Things to consider (Further Responses)

  • Does your conlang, or do your conlangs, use any of these terms, or reduced forms of them, as affixes?
  • Or as verbs or adjectives or prepositions or conjunctions or pronouns?

(I left out "adverbs" and "interjections". I assume the "interjections" part is "yes", because some of these are probably good curse-words. I can't think how to make one of these body-part nouns into an adverb, though.)

  • What bodypart does your conculture think is the seat of life?

Popular answers are the liver (hence the name "liver") and the heart.

  • What bodypart does your conculture think is the seat of emotion?

Popular answers are the stomach, the guts, and the heart.

  • What bodypart does your conculture think is the seat of consciousness?

Popular answers are the eyes and the heart; but modern Western culture says "the brain".
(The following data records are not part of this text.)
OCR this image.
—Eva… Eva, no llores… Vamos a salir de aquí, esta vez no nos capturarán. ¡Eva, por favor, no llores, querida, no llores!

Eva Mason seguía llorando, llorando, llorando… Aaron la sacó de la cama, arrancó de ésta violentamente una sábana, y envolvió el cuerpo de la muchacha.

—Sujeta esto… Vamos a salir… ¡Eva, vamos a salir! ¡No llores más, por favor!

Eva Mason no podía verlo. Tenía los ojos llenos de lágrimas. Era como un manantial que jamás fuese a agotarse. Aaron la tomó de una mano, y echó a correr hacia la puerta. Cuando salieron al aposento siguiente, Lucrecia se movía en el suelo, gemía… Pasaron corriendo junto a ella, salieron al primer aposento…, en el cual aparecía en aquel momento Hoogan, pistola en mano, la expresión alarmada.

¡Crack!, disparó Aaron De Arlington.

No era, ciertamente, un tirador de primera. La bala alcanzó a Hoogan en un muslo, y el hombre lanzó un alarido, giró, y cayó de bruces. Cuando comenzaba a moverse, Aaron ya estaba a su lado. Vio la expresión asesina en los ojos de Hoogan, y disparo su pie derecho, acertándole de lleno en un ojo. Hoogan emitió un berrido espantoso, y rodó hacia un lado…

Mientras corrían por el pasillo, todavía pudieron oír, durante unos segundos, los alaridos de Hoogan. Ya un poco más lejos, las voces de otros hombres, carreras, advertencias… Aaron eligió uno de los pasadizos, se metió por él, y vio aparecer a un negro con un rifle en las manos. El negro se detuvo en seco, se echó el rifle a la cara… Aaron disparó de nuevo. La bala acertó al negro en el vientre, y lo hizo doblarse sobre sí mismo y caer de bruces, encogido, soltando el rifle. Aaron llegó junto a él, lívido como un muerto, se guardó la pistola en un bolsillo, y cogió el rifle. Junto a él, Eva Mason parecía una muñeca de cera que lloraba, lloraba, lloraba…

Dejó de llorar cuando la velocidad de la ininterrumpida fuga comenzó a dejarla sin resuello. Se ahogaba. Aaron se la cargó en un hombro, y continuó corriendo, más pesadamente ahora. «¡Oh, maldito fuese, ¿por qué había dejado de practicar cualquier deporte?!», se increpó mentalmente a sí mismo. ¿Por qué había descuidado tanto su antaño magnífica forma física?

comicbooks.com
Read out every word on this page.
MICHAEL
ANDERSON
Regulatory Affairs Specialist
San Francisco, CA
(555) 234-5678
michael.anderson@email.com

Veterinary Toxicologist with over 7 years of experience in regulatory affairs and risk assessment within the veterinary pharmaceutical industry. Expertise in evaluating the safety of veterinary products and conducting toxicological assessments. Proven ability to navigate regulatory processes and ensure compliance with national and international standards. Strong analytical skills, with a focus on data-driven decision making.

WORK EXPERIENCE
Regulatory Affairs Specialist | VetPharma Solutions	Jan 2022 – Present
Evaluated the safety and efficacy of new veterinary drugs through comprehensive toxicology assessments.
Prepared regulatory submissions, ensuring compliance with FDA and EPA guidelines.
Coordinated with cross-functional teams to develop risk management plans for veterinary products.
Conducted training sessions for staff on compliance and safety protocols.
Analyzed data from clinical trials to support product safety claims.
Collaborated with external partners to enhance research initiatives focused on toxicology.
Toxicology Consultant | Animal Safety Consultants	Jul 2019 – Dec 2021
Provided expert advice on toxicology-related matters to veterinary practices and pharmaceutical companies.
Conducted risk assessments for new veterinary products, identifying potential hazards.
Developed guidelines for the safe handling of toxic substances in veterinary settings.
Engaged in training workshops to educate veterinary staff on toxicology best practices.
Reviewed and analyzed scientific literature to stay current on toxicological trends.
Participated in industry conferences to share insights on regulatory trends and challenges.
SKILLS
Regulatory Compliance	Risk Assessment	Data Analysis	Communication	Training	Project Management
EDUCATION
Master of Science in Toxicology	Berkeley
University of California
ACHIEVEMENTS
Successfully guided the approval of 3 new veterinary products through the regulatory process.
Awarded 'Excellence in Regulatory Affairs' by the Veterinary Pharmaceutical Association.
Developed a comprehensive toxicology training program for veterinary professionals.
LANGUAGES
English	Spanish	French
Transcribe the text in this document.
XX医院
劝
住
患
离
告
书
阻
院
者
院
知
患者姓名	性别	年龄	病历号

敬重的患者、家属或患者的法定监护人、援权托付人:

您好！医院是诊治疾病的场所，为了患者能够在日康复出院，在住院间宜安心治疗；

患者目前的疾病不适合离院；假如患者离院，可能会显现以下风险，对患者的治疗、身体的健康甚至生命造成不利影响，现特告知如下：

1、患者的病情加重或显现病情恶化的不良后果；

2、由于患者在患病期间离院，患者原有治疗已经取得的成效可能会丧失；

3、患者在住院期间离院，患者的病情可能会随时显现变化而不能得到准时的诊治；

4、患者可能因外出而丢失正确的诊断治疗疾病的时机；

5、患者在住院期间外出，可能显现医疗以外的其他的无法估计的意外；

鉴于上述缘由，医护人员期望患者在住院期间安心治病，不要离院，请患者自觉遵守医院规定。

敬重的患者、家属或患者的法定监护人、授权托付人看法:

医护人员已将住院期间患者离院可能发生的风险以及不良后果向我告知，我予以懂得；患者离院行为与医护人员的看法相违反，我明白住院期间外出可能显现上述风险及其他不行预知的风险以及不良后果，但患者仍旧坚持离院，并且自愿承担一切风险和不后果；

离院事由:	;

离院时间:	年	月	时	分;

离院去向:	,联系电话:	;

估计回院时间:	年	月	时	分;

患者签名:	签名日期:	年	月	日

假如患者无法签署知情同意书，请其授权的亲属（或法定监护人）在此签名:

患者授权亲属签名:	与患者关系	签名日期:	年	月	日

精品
Things included and things omitted on purpose, with author's reasons

I tried to leave out most things that were microscopic (like the Islets), and most things that were not visible on the surface (like the Islets).

(I also left out the Organ of Zuckerkandl, which resides in the arch of the aorta. Nobody seems to know what it's for.)

(And I left out the voicebox or larynx, and other parts of the speech system. Perhaps I should have included some of them. Others are welcome to, if they feel it would be good to do so.)

Bones and blood and stomachs-and-or-intestines and hearts and wombs, however, seemed like I should include them.

Blood is often visible on the surface, after a minor injury.

If bone is visible on the surface, a major injury has occurred; but one can detect the bone from the outside by touch.

Hearts move and make a sound detectable from the outside.

The same is true of the stomach-and-or-intestines; furthermore the owner of the stomach can often tell when it's empty, or when it wants to operate in reverse (the name of that sensation is "nausea").

Wombs have visible results; and their owners know what's going on in them. (Actually, I've been kicked awake by an unborn baby whose mother slept through the kick!)

As for livers and spleens and sweetbreads and so on: They are often referred to in old-fashioned conversations preceding the advent of modern medicine; I assume that the practice of butchery, together with those of surgery and veterinary and medicine, familiarized people with some of them. In some Native North American languages, for instance, an automobile's battery is referred to as its "liver".

It would be reasonable for some conlangs not to have all of these, and for others to have body-part terms in addition to these.